There is much else to be gained from blogging beyond this perhaps overly-strategic job-market view. The crisis of relevance might be eased as sociologists utilize the blogosphere to speak directly to non-academic audiences. Being able to speak to an informed citizen that has no interest in picking up a sociology journal is an important opportunity to enact change or simply stimulate a curious mind. In doing this, one can also create new connections with others with similar interests. However, given this new pulpit, be aware that negative comments are sure to follow. Bloggers have thick skin because they know that disagreements engender more page views (the currency of the online reputation economy).
The very act of writing the blogs can be useful. Blogs are relatively short. They should be interesting. Assume that the reader is skimming with their trigger-finger ready to click away from your post at the moment their increasingly short attention span wanes. By writing for this audience, the blogger is practicing to be more focused, conscience, witty or whatever strategy one employs to garner page views. This begs the point that all of this seems to preclude writing more in-depth, well thought out prose in favor of sensationalist McIdeas. The point is a good one. We might be concerned with a world of blogs only. However, as academics, blogging need only compliment our other work rather than preclude it. In fact, blogging may help in the very act of getting brand new ideas out there – the ones too fresh for the for-real-journal-article. Forcing oneself to put an argument together, however brief, lays the groundwork for the fleshed out ideas one can eventually publish. Last, blogging forces productivity. Bloggers know they need to produce because a dormant blog is of no use. This is helpful for those who have difficulty with self-motivation – but pesky for those who do not have room for this time consuming activity.

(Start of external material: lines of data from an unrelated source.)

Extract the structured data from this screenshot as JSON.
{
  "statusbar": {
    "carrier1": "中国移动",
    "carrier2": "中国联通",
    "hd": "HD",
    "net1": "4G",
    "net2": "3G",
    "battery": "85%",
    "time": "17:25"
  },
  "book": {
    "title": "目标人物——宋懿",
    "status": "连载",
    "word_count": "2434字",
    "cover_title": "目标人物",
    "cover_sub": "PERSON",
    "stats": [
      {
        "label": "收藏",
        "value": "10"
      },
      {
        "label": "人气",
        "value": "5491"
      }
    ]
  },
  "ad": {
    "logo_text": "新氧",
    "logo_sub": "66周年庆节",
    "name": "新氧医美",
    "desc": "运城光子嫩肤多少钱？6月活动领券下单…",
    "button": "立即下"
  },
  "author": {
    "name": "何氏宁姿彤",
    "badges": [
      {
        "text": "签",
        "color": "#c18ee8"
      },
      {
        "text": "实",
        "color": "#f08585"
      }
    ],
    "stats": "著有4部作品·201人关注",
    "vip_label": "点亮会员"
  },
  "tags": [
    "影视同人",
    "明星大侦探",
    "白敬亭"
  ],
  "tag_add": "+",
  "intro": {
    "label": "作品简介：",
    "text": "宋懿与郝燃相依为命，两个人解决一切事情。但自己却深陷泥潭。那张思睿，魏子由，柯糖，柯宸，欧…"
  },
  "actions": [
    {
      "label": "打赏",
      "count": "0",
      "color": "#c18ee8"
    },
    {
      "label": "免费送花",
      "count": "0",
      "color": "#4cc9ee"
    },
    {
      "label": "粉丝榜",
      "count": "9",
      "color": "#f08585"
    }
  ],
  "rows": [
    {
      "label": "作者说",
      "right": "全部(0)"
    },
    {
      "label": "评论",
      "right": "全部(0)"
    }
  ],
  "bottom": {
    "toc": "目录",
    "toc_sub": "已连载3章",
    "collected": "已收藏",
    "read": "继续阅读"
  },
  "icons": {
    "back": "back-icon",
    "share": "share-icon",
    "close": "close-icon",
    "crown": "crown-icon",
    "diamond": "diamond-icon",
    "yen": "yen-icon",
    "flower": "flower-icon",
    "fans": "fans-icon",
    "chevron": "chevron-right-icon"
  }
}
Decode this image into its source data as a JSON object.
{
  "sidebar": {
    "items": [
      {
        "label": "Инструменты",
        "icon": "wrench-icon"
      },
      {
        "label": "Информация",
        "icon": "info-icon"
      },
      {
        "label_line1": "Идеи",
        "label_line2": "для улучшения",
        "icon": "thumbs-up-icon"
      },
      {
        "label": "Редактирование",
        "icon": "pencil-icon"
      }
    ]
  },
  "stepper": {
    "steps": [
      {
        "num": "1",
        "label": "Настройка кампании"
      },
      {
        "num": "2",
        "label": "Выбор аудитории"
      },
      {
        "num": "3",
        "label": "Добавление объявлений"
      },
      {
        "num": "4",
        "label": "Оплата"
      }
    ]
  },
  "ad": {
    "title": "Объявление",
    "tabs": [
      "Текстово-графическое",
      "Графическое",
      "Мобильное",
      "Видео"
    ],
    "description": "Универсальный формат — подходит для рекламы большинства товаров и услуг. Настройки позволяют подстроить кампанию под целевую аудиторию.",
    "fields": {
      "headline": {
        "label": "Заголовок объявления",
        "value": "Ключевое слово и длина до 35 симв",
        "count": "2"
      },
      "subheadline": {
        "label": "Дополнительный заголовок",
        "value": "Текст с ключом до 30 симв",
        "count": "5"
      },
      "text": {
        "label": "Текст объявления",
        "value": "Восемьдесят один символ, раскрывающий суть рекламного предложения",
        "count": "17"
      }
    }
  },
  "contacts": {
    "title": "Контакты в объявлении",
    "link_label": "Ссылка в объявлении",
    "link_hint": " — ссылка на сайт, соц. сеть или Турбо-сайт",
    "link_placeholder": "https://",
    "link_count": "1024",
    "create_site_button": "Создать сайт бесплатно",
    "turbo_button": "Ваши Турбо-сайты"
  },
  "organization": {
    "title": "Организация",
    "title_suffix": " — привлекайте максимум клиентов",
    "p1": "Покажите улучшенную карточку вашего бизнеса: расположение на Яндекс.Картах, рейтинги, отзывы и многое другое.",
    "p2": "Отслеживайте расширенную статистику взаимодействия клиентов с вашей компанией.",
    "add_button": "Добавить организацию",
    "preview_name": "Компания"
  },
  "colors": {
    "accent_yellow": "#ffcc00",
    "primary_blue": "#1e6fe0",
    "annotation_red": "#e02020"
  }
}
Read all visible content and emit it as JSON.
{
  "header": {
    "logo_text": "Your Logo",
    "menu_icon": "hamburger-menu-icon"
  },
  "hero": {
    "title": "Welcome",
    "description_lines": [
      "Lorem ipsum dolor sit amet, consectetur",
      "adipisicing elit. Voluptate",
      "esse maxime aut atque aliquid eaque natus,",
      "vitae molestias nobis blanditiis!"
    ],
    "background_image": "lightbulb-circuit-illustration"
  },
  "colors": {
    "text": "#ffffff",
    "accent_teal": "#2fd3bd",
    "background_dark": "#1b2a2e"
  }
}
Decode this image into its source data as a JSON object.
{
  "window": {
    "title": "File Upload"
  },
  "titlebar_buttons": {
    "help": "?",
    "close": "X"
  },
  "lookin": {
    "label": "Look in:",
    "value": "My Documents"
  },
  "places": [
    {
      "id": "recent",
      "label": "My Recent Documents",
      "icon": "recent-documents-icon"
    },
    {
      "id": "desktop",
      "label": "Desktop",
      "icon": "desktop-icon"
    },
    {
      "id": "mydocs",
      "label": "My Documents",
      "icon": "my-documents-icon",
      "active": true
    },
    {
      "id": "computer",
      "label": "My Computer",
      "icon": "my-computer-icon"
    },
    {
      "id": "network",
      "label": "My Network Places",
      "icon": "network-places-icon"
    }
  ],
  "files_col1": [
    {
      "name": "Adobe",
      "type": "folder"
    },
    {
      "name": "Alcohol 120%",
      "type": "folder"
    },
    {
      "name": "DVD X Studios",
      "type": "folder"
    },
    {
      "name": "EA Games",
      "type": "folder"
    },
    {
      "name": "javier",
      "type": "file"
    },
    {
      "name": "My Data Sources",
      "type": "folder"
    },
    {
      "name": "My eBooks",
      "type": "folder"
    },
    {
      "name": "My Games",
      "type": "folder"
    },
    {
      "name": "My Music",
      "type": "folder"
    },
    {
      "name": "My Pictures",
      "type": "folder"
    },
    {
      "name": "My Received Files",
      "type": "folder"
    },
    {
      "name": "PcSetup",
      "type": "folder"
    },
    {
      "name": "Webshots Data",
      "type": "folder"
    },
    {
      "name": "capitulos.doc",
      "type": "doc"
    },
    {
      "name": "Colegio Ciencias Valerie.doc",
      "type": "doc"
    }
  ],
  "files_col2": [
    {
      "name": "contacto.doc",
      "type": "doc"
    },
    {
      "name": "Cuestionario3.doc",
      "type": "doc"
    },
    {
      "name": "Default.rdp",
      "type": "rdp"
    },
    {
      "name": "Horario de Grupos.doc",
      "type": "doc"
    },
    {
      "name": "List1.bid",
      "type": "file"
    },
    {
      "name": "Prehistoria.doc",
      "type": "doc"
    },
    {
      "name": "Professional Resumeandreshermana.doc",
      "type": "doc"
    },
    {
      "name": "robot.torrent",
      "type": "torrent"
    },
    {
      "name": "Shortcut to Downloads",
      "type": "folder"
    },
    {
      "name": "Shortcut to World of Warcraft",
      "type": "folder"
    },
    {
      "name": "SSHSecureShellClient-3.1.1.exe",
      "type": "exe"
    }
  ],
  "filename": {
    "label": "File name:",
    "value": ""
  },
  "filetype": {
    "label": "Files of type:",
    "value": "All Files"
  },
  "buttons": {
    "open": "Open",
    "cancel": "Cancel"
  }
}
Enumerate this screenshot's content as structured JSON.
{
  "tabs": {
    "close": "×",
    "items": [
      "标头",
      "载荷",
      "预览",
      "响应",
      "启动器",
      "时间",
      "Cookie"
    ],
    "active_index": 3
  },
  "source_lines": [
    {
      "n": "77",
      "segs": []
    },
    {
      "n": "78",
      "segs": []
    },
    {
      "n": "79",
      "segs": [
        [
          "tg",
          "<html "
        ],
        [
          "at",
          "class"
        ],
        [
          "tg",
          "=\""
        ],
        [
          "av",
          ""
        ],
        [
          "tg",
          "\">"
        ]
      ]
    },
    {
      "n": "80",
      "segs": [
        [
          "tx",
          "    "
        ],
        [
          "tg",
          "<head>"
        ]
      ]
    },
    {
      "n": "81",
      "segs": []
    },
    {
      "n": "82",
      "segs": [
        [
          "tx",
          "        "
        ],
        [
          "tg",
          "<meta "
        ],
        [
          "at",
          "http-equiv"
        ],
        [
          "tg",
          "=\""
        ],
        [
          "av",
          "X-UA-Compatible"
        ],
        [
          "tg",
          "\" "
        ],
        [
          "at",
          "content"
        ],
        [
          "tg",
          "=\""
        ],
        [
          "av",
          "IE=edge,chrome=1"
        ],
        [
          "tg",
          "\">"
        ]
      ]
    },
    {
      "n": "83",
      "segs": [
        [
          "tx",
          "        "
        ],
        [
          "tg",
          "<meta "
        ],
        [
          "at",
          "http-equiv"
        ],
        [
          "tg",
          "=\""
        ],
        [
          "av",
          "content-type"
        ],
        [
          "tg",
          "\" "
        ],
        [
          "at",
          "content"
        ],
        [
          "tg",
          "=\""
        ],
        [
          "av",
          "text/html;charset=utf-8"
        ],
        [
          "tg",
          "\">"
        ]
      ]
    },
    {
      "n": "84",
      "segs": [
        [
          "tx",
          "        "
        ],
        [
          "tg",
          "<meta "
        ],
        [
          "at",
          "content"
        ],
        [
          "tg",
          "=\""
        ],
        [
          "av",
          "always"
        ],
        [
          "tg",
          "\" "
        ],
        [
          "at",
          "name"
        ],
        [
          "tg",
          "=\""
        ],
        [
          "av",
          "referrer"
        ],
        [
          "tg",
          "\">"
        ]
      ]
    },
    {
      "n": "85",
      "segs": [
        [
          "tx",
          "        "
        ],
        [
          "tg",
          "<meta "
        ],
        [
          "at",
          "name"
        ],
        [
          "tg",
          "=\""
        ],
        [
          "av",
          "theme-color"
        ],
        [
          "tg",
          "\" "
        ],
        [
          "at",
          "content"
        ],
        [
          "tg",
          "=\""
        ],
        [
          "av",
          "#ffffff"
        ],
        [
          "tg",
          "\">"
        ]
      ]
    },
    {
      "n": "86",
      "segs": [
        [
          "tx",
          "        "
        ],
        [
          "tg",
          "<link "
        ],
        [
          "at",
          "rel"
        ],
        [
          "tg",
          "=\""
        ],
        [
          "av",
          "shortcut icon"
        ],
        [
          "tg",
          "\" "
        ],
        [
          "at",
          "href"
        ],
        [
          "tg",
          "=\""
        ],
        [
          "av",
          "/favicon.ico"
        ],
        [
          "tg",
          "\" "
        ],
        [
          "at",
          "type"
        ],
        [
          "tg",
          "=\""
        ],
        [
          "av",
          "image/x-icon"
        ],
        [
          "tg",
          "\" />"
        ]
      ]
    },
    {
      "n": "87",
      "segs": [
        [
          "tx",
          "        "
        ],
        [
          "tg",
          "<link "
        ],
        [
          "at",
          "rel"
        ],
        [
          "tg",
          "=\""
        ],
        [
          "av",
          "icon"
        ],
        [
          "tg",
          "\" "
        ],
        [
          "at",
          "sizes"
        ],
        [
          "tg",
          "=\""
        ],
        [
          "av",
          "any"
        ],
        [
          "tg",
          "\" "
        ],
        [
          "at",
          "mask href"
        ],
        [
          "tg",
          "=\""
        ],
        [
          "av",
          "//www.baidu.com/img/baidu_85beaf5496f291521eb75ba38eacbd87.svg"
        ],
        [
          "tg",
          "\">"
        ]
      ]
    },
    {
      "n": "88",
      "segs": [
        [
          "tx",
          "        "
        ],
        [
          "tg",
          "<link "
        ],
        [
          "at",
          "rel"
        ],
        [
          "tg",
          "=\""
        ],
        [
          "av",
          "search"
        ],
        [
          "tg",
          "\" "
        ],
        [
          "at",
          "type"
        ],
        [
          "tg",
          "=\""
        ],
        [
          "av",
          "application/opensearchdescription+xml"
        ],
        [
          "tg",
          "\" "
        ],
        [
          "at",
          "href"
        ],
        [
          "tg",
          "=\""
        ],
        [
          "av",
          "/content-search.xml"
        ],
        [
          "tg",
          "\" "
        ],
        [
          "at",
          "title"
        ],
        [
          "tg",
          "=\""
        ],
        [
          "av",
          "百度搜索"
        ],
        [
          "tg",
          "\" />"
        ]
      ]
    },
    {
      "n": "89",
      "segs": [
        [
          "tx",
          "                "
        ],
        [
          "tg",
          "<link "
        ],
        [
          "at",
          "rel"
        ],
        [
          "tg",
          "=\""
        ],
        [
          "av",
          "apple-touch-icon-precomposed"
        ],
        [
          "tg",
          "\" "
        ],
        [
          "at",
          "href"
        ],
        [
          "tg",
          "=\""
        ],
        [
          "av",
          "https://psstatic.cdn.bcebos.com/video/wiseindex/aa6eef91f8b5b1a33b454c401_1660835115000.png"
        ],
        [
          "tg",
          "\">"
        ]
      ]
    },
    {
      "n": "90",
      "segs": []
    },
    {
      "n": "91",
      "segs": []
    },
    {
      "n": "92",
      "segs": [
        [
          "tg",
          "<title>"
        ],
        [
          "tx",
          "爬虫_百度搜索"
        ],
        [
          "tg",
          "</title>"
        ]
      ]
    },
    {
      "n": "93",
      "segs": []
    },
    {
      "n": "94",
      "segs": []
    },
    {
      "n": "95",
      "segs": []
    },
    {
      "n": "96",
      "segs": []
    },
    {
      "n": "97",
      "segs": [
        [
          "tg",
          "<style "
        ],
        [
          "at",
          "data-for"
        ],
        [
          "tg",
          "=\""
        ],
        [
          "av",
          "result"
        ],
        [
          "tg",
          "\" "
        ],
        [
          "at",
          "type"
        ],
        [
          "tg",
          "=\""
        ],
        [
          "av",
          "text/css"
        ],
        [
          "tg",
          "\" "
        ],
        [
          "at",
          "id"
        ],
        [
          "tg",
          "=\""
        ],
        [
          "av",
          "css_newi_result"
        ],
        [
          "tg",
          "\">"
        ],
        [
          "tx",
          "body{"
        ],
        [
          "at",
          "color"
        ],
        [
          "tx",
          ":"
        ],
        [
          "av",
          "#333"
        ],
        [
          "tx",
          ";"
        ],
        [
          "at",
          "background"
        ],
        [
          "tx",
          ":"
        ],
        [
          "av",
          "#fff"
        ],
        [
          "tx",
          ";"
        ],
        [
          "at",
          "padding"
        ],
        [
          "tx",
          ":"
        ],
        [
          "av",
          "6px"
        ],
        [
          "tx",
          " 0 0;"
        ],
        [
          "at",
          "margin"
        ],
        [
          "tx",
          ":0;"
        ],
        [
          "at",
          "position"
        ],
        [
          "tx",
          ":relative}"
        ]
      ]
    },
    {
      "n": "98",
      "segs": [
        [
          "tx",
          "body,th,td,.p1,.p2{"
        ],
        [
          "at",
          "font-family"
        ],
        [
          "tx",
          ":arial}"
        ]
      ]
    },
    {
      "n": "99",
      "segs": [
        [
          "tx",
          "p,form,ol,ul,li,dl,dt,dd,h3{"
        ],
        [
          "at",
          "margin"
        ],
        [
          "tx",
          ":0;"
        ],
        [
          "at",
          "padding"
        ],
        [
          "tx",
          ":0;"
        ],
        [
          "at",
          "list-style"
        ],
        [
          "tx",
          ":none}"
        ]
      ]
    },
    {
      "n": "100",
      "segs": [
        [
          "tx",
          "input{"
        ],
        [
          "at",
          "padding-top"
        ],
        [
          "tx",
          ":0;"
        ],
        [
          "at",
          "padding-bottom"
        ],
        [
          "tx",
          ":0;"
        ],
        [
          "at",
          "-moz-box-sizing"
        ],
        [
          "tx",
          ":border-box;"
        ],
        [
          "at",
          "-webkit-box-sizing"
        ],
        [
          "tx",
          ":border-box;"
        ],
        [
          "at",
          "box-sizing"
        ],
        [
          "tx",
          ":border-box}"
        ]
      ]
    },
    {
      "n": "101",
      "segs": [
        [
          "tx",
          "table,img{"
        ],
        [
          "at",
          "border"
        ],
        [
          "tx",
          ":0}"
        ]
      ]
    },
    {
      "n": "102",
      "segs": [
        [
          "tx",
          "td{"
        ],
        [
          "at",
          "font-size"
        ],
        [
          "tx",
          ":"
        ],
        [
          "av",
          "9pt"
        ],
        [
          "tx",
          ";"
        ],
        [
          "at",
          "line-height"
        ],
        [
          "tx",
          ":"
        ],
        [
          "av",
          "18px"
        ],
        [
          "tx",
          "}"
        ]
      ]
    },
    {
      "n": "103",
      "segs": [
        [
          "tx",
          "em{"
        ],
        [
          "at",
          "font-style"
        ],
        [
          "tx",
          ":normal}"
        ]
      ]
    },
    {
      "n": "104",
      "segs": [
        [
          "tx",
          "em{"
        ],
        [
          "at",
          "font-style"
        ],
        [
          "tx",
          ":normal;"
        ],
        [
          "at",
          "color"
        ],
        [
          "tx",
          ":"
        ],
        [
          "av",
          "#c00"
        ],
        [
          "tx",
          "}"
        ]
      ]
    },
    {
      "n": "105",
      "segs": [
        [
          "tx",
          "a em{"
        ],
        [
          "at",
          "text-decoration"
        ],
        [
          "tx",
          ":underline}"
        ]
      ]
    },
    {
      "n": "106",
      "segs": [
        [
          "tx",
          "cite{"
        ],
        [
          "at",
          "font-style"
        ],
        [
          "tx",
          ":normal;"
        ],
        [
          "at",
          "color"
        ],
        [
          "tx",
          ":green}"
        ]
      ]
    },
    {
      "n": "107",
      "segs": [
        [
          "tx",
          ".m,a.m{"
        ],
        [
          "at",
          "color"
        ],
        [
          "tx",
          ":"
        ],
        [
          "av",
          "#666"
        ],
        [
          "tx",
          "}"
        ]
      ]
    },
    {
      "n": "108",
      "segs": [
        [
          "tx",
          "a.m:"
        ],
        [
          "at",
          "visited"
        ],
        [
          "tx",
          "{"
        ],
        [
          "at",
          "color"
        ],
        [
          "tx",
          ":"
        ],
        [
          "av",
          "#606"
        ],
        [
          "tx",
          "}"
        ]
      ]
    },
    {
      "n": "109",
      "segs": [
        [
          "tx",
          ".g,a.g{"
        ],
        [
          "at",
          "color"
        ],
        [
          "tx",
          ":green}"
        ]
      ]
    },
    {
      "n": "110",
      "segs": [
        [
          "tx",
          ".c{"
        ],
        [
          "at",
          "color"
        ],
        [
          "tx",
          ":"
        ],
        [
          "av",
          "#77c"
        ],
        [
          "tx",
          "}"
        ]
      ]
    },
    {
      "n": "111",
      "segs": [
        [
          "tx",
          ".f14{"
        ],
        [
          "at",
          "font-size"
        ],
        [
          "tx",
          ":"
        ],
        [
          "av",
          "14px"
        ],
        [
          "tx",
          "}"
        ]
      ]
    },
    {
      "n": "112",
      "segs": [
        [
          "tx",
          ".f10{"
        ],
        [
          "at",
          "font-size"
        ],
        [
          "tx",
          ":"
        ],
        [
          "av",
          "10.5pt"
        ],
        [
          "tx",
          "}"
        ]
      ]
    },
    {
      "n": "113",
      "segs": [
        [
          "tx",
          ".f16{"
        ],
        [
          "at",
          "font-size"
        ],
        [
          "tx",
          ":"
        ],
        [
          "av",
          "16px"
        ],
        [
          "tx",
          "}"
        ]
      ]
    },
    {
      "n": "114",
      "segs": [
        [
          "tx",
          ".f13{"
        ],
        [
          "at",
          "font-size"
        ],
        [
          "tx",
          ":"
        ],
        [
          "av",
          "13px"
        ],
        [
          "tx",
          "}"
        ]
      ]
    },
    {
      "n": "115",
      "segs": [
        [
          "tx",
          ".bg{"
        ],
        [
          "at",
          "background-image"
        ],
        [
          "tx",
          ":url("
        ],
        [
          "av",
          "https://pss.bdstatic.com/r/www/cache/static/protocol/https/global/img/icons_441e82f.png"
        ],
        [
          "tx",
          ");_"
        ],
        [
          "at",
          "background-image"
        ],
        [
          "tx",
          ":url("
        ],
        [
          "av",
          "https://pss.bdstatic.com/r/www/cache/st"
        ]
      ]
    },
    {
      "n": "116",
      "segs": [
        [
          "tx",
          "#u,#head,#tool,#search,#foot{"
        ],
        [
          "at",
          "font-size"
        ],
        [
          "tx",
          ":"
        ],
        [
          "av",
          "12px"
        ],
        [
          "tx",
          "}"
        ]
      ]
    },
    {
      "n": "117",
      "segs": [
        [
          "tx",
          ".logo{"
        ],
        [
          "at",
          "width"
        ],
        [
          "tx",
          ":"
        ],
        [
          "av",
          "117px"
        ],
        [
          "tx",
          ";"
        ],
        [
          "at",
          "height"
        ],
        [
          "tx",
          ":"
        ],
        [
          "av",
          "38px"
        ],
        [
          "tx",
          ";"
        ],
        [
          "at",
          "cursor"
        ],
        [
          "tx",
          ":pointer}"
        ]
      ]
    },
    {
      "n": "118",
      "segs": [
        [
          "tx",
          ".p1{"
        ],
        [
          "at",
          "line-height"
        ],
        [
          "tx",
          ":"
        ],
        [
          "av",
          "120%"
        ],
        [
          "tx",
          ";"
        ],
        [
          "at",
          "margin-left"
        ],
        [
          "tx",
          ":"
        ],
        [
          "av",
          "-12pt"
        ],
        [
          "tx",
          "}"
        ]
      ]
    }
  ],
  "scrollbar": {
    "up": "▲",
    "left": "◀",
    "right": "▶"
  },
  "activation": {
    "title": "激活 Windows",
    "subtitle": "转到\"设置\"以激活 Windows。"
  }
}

It seems that my take on academic blogging has been mostly positive (I didn’t even get into others stealing your yet-unpublished ideas). However, the ways in which blogging will be beneficial and detrimental to academics are still largely unknown. The world we are producing seems to grant ‘the digital’ increasing importance. How we position ourselves in this world of new media technologies is significant because, as sociologists, we know that Friedman is wrong: this world is not flat.
Nathan Jurgenson is a third year PhD student.